Tres Vidas

Oct 092007
Authors: Valerie Hisam

Three lives, three women and three stories were the key to the performance of “Tres Vidas” that combined acting, singing and the CORE Ensemble Tuesday evening.

With only a small crowd, the concert was led by actress Georgina Corbo, who intimately portrayed the lives of three influential Latin women: famous painter Frida Kahlo, activist Rufina Amaya and poet Alfonsina Storni.

Corbo created three very different characters who captured the attention of their fame, but also the importance of their lives.

“There are so many Latinos prominent in history, we find that not as many people know about (these women),” said Corbo, who has played characters on “Law and Order” and “Sesame Street,” as well as having done many commercials. “These women’s stories are stories of hope that encourage and support change.”

“Tres Vidas” was co-sponsored by the Association for Student Activity Programs (ASAP) and El Centro, and is a part of the National Hispanic Heritage Month celebration that lasts from Sept. 15 to Oct. 15.

According to Shannon Smock, a senior finance major and the concert coordinator for ASAP, the performance was a way to “impact and help students understand a whole other culture.”

“It was all about the hardships they faced through their experiences,” she said.

For those students who attended the performance, whether or not it was a different culture they were experiencing, there was a dramatic portrayal of tragedy and triumph for these three women.

“It makes people aware that not just one race is oppressed,” said Rachel Bingham, a sophomore Spanish and journalism double major. “It’s good just to be open minded about all of the people that are here.”

For Bingham, as well as Smock, they didn’t know what to expect from the performance, but it was eye-opening and worth the wait.
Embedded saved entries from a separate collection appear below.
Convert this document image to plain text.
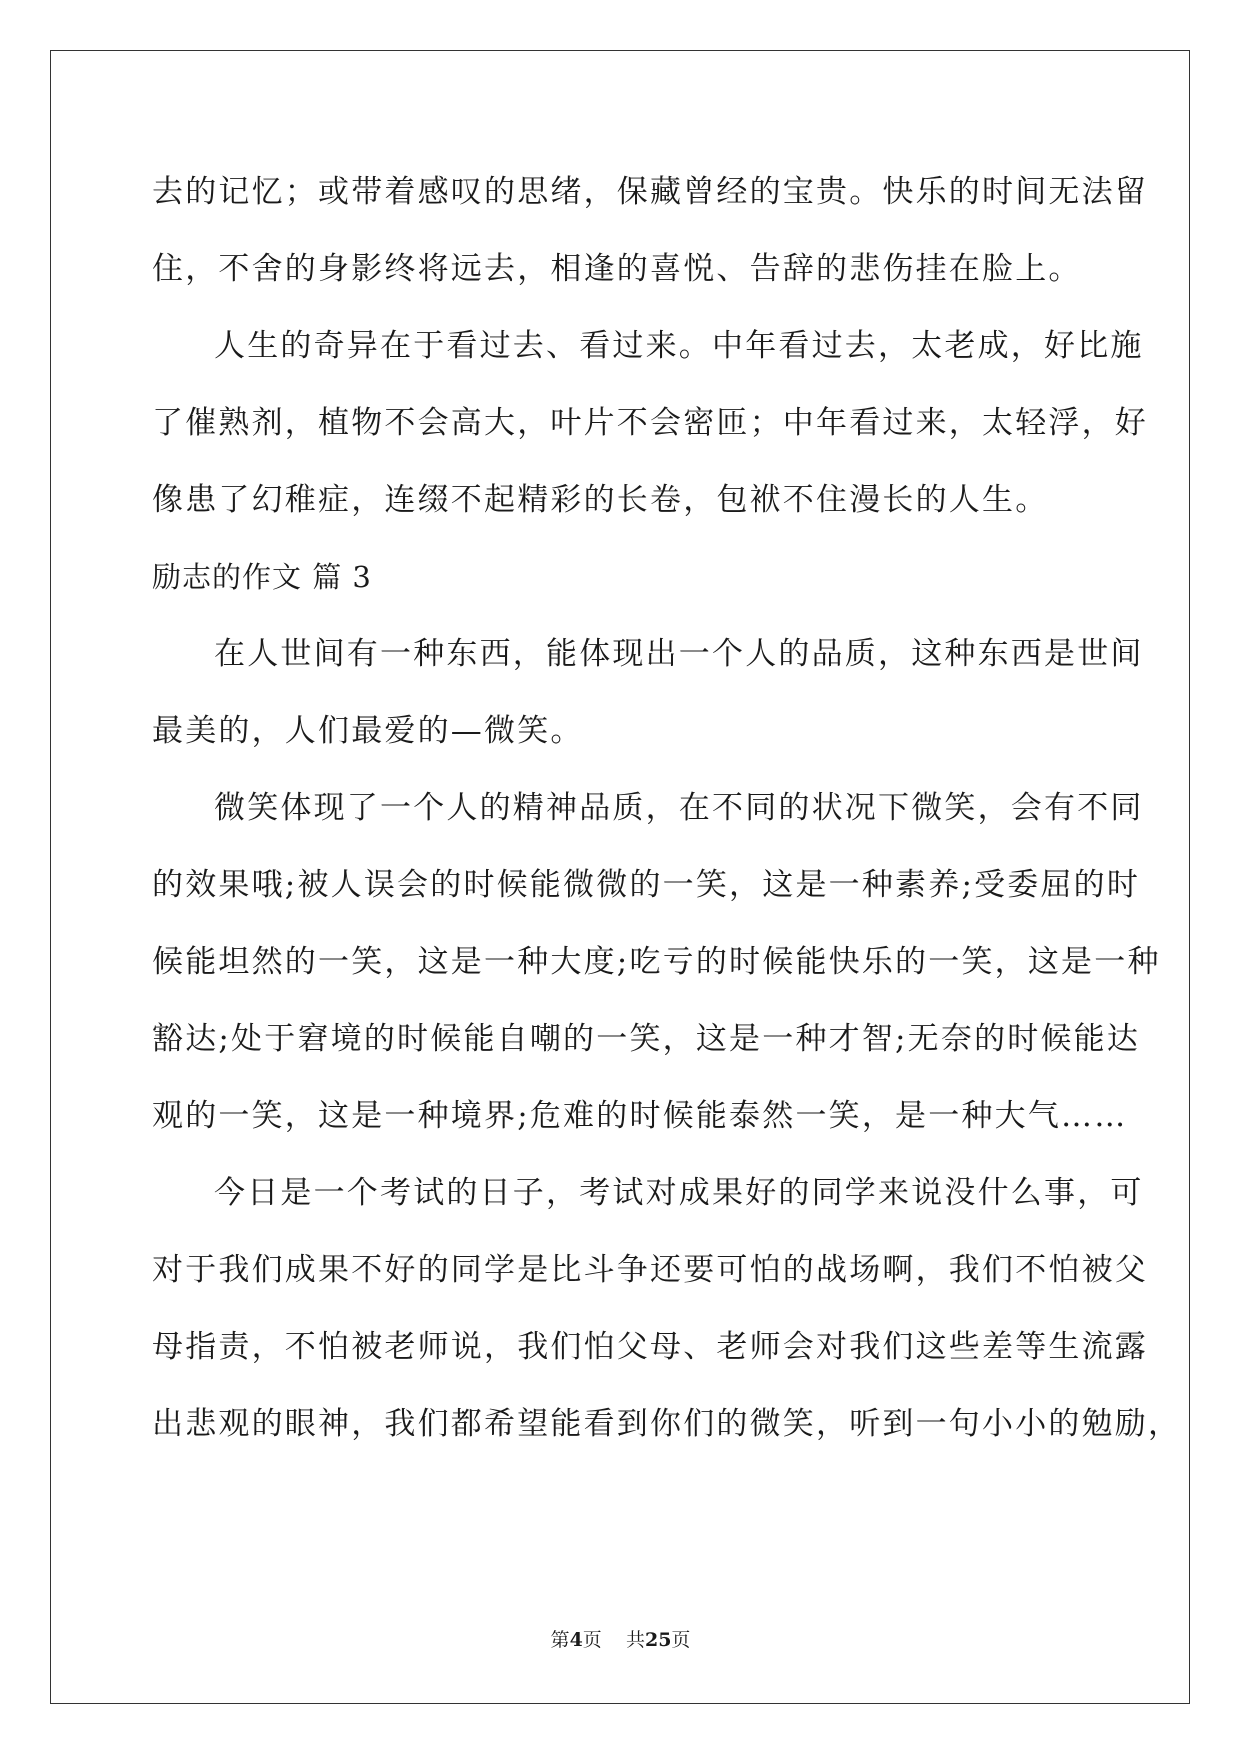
去的记忆；或带着感叹的思绪，保藏曾经的宝贵。快乐的时间无法留
住，不舍的身影终将远去，相逢的喜悦、告辞的悲伤挂在脸上。
人生的奇异在于看过去、看过来。中年看过去，太老成，好比施
了催熟剂，植物不会高大，叶片不会密匝；中年看过来，太轻浮，好
像患了幻稚症，连缀不起精彩的长卷，包袱不住漫长的人生。
励志的作文 篇 3
在人世间有一种东西，能体现出一个人的品质，这种东西是世间
最美的，人们最爱的—微笑。
微笑体现了一个人的精神品质，在不同的状况下微笑，会有不同
的效果哦;被人误会的时候能微微的一笑，这是一种素养;受委屈的时
候能坦然的一笑，这是一种大度;吃亏的时候能快乐的一笑，这是一种
豁达;处于窘境的时候能自嘲的一笑，这是一种才智;无奈的时候能达
观的一笑，这是一种境界;危难的时候能泰然一笑，是一种大气……
今日是一个考试的日子，考试对成果好的同学来说没什么事，可
对于我们成果不好的同学是比斗争还要可怕的战场啊，我们不怕被父
母指责，不怕被老师说，我们怕父母、老师会对我们这些差等生流露
出悲观的眼神，我们都希望能看到你们的微笑，听到一句小小的勉励，
第4页    共25页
Bingham said she wished more students had come, because the play provided a different perspective on history.

“It may be kind of out of people’s comfort zones,” Bingham said. “Students should come take part because it will help in the long run with their different perspectives on cultures.”

As for Corbo, the experience has provided her with knowledge about history and culture that she has been grateful to be a part of.

‘”Tres Vidas’ is about learning about our ancestors,” Corbo said. “It’s about their lives, and hardships in stories that we can learn a lot from today.”